Download or read book Life after Death Row written by Saundra D. Westervelt and published by Rutgers University Press. This book was released on 2012-10-17 with total page 301 pages. Available in PDF, EPUB and Kindle. Book excerpt: Life after Death Row examines the post-incarceration struggles of individuals who have been wrongly convicted of capital crimes, sentenced to death, and subsequently exonerated. Saundra D. Westervelt and Kimberly J. Cook present eighteen exonerees’ stories, focusing on three central areas: the invisibility of the innocent after release, the complicity of the justice system in that invisibility, and personal trauma management. Contrary to popular belief, exonerees are not automatically compensated by the state or provided adequate assistance in the transition to post-prison life. With no time and little support, many struggle to find homes, financial security, and community. They have limited or obsolete employment skills and difficulty managing such daily tasks as grocery shopping or banking. They struggle to regain independence, self-sufficiency, and identity. Drawing upon research on trauma, recovery, coping, and stigma, the authors weave a nuanced fabric of grief, loss, resilience, hope, and meaning to provide the richest account to date of the struggles faced by people striving to reclaim their lives after years of wrongful incarceration.

Book Female serial killers in social context

Download or read book Female serial killers in social context written by Yardley, Elizabeth and published by Policy Press. This book was released on 2015-08-26 with total page 96 pages. Available in PDF, EPUB and Kindle. Book excerpt: To date, approaches to understanding serial murder have focused on individual cases rather than the social context in which they occurred. Written by leading criminologists and world experts on serial murder, this book marks a departure by situating nineteenth century serial killer Mary Ann Cotton within the broader social structure.

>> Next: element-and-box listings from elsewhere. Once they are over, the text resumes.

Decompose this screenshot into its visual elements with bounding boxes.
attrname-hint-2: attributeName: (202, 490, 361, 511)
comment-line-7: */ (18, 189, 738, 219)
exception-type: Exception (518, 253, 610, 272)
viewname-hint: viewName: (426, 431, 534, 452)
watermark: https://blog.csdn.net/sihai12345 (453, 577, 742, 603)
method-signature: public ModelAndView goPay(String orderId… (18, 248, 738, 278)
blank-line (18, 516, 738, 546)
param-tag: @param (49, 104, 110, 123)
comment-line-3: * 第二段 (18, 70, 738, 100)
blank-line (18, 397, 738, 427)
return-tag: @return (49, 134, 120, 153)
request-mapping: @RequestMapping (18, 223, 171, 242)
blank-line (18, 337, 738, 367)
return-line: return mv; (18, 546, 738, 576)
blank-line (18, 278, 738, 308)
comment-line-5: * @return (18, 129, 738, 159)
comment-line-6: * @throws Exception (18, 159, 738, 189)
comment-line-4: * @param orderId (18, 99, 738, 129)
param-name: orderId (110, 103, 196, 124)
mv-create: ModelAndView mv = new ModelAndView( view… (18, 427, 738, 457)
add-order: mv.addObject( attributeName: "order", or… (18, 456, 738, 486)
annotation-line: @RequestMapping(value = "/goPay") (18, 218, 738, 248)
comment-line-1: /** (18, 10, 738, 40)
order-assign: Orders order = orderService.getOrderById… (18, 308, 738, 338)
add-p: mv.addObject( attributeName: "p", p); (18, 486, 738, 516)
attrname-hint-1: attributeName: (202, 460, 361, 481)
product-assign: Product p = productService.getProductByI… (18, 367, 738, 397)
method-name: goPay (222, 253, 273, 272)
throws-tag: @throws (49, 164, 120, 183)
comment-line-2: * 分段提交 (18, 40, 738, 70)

Using archival records of her court appearances, local histories and newspaper articles, it uniquely explores how institutions such as the family, economy and religion shaped the environment she inhabited and her social integration through the roles of wife, mother, worker and criminal. Acknowledging that it takes a particular type of individual to commit serial murder, the book shows that it also takes a particular type of society to enable that murderer to go unseen. As the first work to analyse serial murder through the theoretical framework of institutional criminology and institutional anomie theory, it will equip criminologists with a methodological toolkit for performing institutional analysis.